Indonesia dan Pasal Penodaan Agama
Melihat kondisi demikian, lantas bagaimana Indonesia melihat isu penodaan agama? Hal tersebut mengingat bahwa Indonesia mempunyai sistem hukum campuran yang mencampurkan unsur-unsur hukum adat, hukum Islam dan hukum barat. Jika menilik pada catatan sejarah, undang-undang pertama yang mengatur tentang penodaan agama dapat ditemui dalam Penetapan Presiden Nomor 1/PNPS Tahun 1965 mengenai Pencegahan, Penyalahgunaan, dan/atau Penodaan Agama.
Selanjutnya, aturan ini menambahkan Pasal 156a KUHP sebagai landasan hukuman bagi pelaku tindak pidana penodaan agama. Landasan pembentukan peraturan ini juga dilakukan untuk melindungi agama-agama dan kepentingan umat beragama. Sejak awal diberlakukannya undang-undang penodaan agama, telah terjadi lebih dari 200 kasus penodaan agama di Indonesia. Kasus- kasus tersebut melibatkan berbagai jenis pelanggaran, mulai dari penyimpangan agama hingga penodaan terhadap agama.

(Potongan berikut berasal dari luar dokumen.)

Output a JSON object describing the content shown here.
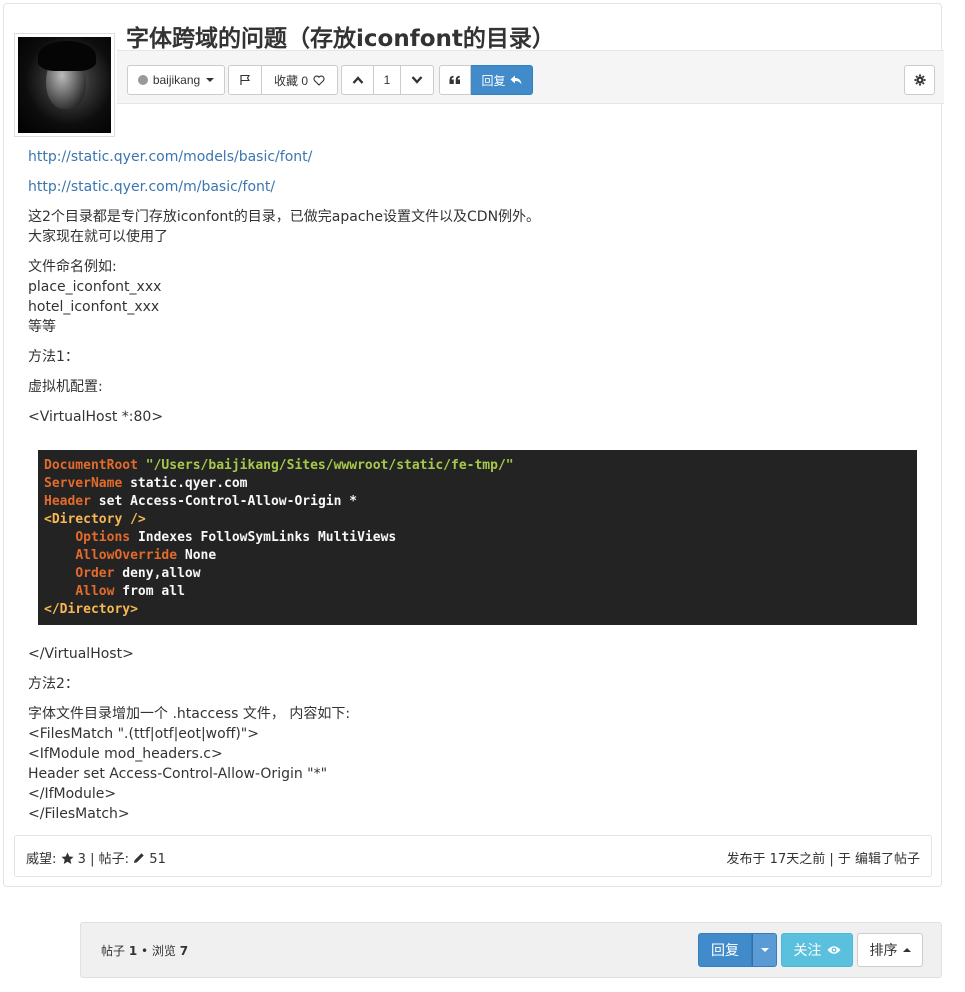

Pasal ini memiliki cakupan yang luas dalam mendefinisikan penodaan agama. Oleh karena itu diperlukan definisi yang lebih jelas untuk memahami dengan pasti apa yang dimaksud dengan penodaan agama. Pasal 156a KUHP memberikan konsep penodaan agama yang bersifat abstrak dan luas. Hal tersebut dapat menimbulkan adanya kecenderungan penggunaan pasal ini secara berlebihan dan memunculkan penafsiran yang ambigu terhadap masyarakat.
Tentu ini dapat membuat suatu perbuatan dianggap sebagai penodaan agama tanpa batasan yang jelas. Selain itu, pasal tersebut juga menghasilkan interpretasi yang tidak pasti dalam proses peradilan dan berdampak pada kepastian hukum masyarakat Indonesia.
Dalam konteks pasal yang berkaitan dengan unsur penodaan, seharusnya penilaian tidak semata-mata didasarkan pada tindakan, ucapan, atau tulisan yang berbeda dari ajaran yang umumnya diterima oleh masyarakat. Namun, penilaian seharusnya lebih berfokus pada sesuatu yang secara eksplisit mengandung perbuatan yang bersifat menghina secara objektif. Tidak berhenti di situ, orang awam juga harus paham bahwa kata-kata atau perbuatan yang dimaksudkan tersebut bertujuan untuk menyinggung perasaan pengikut agama yang bersangkutan.
Untuk membuktikan apakah perbuatan atau perkataan pelaku bersifat menghina atau merendahkan suatu agama, alat ukur yang digunakan seharusnya bukanlah ahli, tetapi pandangan umum dan persepsi orang awam. Pemahaman terhadap hak asasi manusia, kebebasan beragama, dan nilai-nilai toleransi harusnya menjadi fokus utama ketika menginterpretasikan kasus penodaan agama melalui Undang-Undang. Dengan demikian, rumusan hukum yang relevan dan adil pun dapat diaplikasikan.
Harapannya, perubahan tersebut tidak hanya mencerminkan perubahan dalam norma sosial. Namun, juga merupakan respons terhadap tuntutan untuk melindungi hak individu dan masyarakat. Jaminan terhadap hak untuk menjalankan keyakinan agama atau kepercayaan tanpa dihantui rasa takut pun dapat diterapkan.
Memang potret Pasal Agama dan kepercayaan dalam KUHP baru menciptakan dua wajah yang berlawanan: satu yang menjanjikan perlindungan bagi hak-hak minoritas, dan satu yang memunculkan kekhawatiran akan tetapnya mayoritarianisme dalam sistem hukum. Oleh karena itu, diperlukan pemantauan yang cermat dan analisis mendalam untuk memastikan bahwa perubahan ini benar-benar memberikan perlindungan hak-hak minoritas, bukan malah menyulut ketidaksetaraan. Hanya dengan pemahaman yang mendalam dan partisipasi aktif masyarakat, dapat dipastikan bahwa Pasal Tindak Pidana Agama dan Kepercayaan dalam KUHP baru benar-benar mencerminkan semangat keadilan dan pluralisme yang diharapkan dalam masyarakat yang beragam.